Wenger utilise le terme de trajectoire pour décrire le mouvement d’un parcours qui dispose à la fois de sa propre impulsion tout en s’inscrivant dans un réseau d’influences : « Le terme trajectoire ne suggère pas un parcours prévu ou balisé, mais un mouvement incessant, qui a sa propre impulsion en plus d’un réseau d’influences » (ibid, p. 172). Les communautés de pratique ne sont donc pas uniquement des lieux de partage et de construction de connaissances. Ce sont aussi des lieux de développement identitaire. Toutes les communautés de pratique offrent la coexistence de plusieurs modèles de négociations de trajectoires (Daele, 2009) qui constituent autant d’occasions de s’engager.

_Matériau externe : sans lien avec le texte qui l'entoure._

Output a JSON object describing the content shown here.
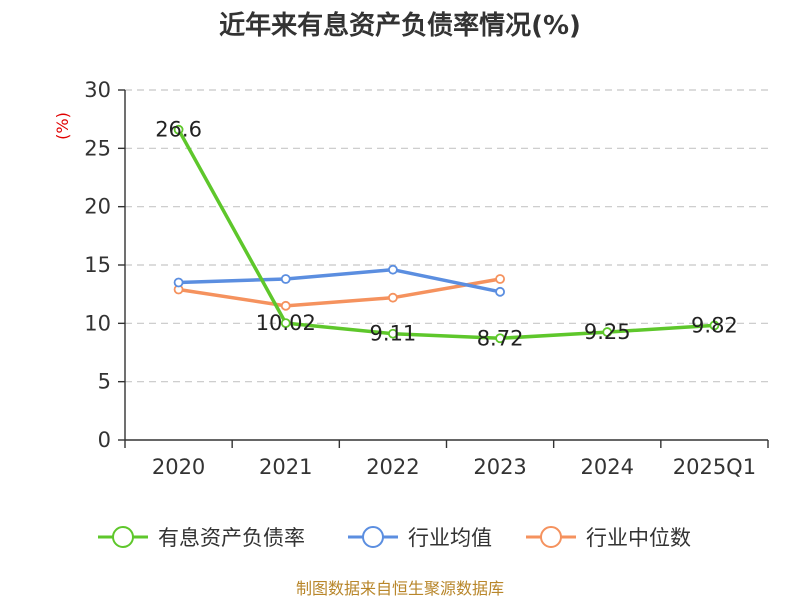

121 La communauté d’apprentissage émergente salarié/bénévoles offre ainsi aux coordinateurs en charge de leur animation des occasions de développer des trajectoires singulières de participation. Wenger distingue trois formes d’identification qui renvoient à des modes d’appartenance différents (engagement, imagination, alignement). Les communautés de pratique, envisagées comme des propositions d’identité, deviennent alors autant de possibilités de réification qu’elles incarnent la participation des praticiens.

1-3 Un processus de projection soutenu par des outils de réification

Si la négociation met en jeu le langage, ce sont d’abord les relations sociales qui sont vecteurs de négociation ; la négociation caractérise alors : « le processus par lequel nous expérimentons le monde et nous nous y engageons de façon significative » (Wenger, 2005, p. 59). La négociation repose sur une dualité fondamentale : la participation et la réification. La participation et la réification ne peuvent être pensées de façon dissociées : « Dans le processus de participation, nous nous reconnaissons dans l’autre, tandis que dans le processus de réification, nous nous projetons dans le monde » (ibid, p. 64). Leurs combinaisons donnent lieu à différentes expériences de signification : le processus de participation engage des significations structurées, pertinentes et créatrices ; les réifications permettent de stabiliser les règles. Wenger envisage la participation comme une source d’identité qui engage l’individu dans sa totalité (corps, esprit, émotions, relations). La réification consiste à donner forme à une expérience à travers des objets, des symboles. L’identification s’inscrit donc à la fois dans un processus réificatif (être identifié en tant que) et dans un processus de participation qui permet le développement de l’expérience d’identité. L’identification est donc une expérience subjective organisée socialement.

Alors que le processus d’anticipation marque la projection vers le désir de métier, la manifestation de cette projection chez des professionnels confirmés implique la reconnaissance des environnements socio-professionnels.

122 Le processus de projection des coordinateurs trouve sa matérialisation à travers des points de réification qui marquent l’expression du désir de participation à l’égard des communautés de référence. Ce processus engage dans le même temps des conditions de reconnaissance spécifiques compte-tenu de la quête de légitimité qu’il induit. La formulation des hypothèses de recherche s’est appuyée sur la déclinaison de ces trois processus au regard des étapes conceptuelles préalablement identifiées.